Baseline characteristics used as predictors in the RESPECT algorithm included sex assigned at birth; age at the time of assessment; physical function (dependence in activities of daily living [ADLs] or instrumental ADLs, and worsening ADLs); cognitive impairment (worsening decision-making capacity); diseases (stroke, congestive heart failure, coronary artery disease, Alzheimer disease and other dementias, multiple sclerosis, Parkinson disease, cancer, chronic obstructive pulmonary disease); health care use (number of hospital admissions or emergency department visits in the last 90 days); symptoms of reduced health (vomiting, edema, dyspnea, low fluid intake, weight loss, decrease in food or fluid consumption); prescription and receipt of life-sustaining therapies or treatments (chemotherapy, dialysis, oxygen therapy, ventilator or respirator); clinician diagnosis of an end-stage disease; and year of assessment and reason for assessment.

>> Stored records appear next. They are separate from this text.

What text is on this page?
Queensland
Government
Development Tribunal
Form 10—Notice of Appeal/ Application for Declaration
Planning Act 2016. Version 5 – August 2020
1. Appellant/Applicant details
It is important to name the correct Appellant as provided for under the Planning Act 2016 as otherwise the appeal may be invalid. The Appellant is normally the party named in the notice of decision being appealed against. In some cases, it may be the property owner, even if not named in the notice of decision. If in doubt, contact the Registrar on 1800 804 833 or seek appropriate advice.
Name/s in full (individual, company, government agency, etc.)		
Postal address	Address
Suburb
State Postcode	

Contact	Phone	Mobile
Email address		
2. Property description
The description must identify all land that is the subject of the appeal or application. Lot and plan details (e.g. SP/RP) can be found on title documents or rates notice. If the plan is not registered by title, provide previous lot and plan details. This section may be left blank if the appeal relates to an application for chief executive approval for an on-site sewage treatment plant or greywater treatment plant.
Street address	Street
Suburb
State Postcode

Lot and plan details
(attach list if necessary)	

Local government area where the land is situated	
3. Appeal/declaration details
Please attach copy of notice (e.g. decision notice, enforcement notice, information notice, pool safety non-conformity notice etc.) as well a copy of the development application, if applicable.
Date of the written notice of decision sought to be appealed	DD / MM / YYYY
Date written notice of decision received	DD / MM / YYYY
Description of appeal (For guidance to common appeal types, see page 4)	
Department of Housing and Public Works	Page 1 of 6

RESPECT groups home care clients with similar prognoses into 61 risk bins (Appendix 1, eMethods 1). The risk bins are based on the median survival derived from Kaplan–Meier survival curves and informed by recommendations of clinical experts who identified meaningful differences in life expectancies that would be helpful in decision-making. We extended the follow-up period to the most recent data available at the time of this study (i.e., June 29, 2022) to increase data completion for the Kaplan–Meier survival estimates. As the bin number increases, the 6-month mortality risk decreases and median survival increases. Between bins, the incremental increase in median survival can vary. For example, the incremental increase in median survival for bins 1–5 (i.e., individuals with high mortality risks) is less than 2 weeks, while increases in median survival for bins 56–61 (i.e., individuals with lower mortality risk) is nearly 2 months.
Outcomes
We followed home care clients prospectively to evaluate their health care use within 6 months following an interRAI Home Care assessment. The maximum follow-up was Mar. 30, 2020. Health care services included receipt of any acute care (hospital admission or emergency department visit), long-term care, or palliative care. Palliative care included palliative care home visits provided by nonphysician providers, such as registered nurses, palliative care home visits provided by physicians, and palliative care provided in hospitals. We calculated the proportion of home care clients who had at least 1 health care service day in the 6 months following an interRAI Home Care assessment. We also captured the intensity of health care use for each service, defined as the number of days in the hospital, emergency department (i.e., 1 day means a day with at least 1 emergency department visit), or long-term care home, and the number of palliative home care visits within 6 months of assessment. Palliative care provided in inpatient hospital settings was categorized based on the level of palliative care involvement as either high, medium or low based on the primary reason for admission, as well as the primary provider and involvement of palliative care specialist.17 Among home care clients who died within 6 months of assessment, we also reported the location of death (classified as acute care hospital, other institution, long-term care home, or community).
Statistical analysis
For this analysis, we collapsed the 61 RESPECT risk bins into 7 mortality-risk profiles. Each profile represents a survival range that marks a major stage of decline toward the end of life and reflects the current understanding of end-of-life trajectories across major causes of death.18 The first 3 mortality-risk profiles were defined based on predicted median survival as follows: assessments with a predicted median survival of less than 3 months (i.e., patients likely at the end of life), assessments with a predicted median survival between 3 and 6 months (i.e., patients likely approaching the end of life), and assessments with a predicted median survival between 6 and 12 months (i.e., patients likely in their last year of life). The remaining 4 mortality-risk profiles were defined based on predicted 6-month mortality risk as follows: between 20% and 33% (i.e., individuals who are likely not in their last year of life but have moderate–high mortality risk), between 10% and 20% (i.e., moderate–low mortality risk), between 5% and 10% (i.e., low mortality risk), and less than 5% (i.e., very low mortality risk).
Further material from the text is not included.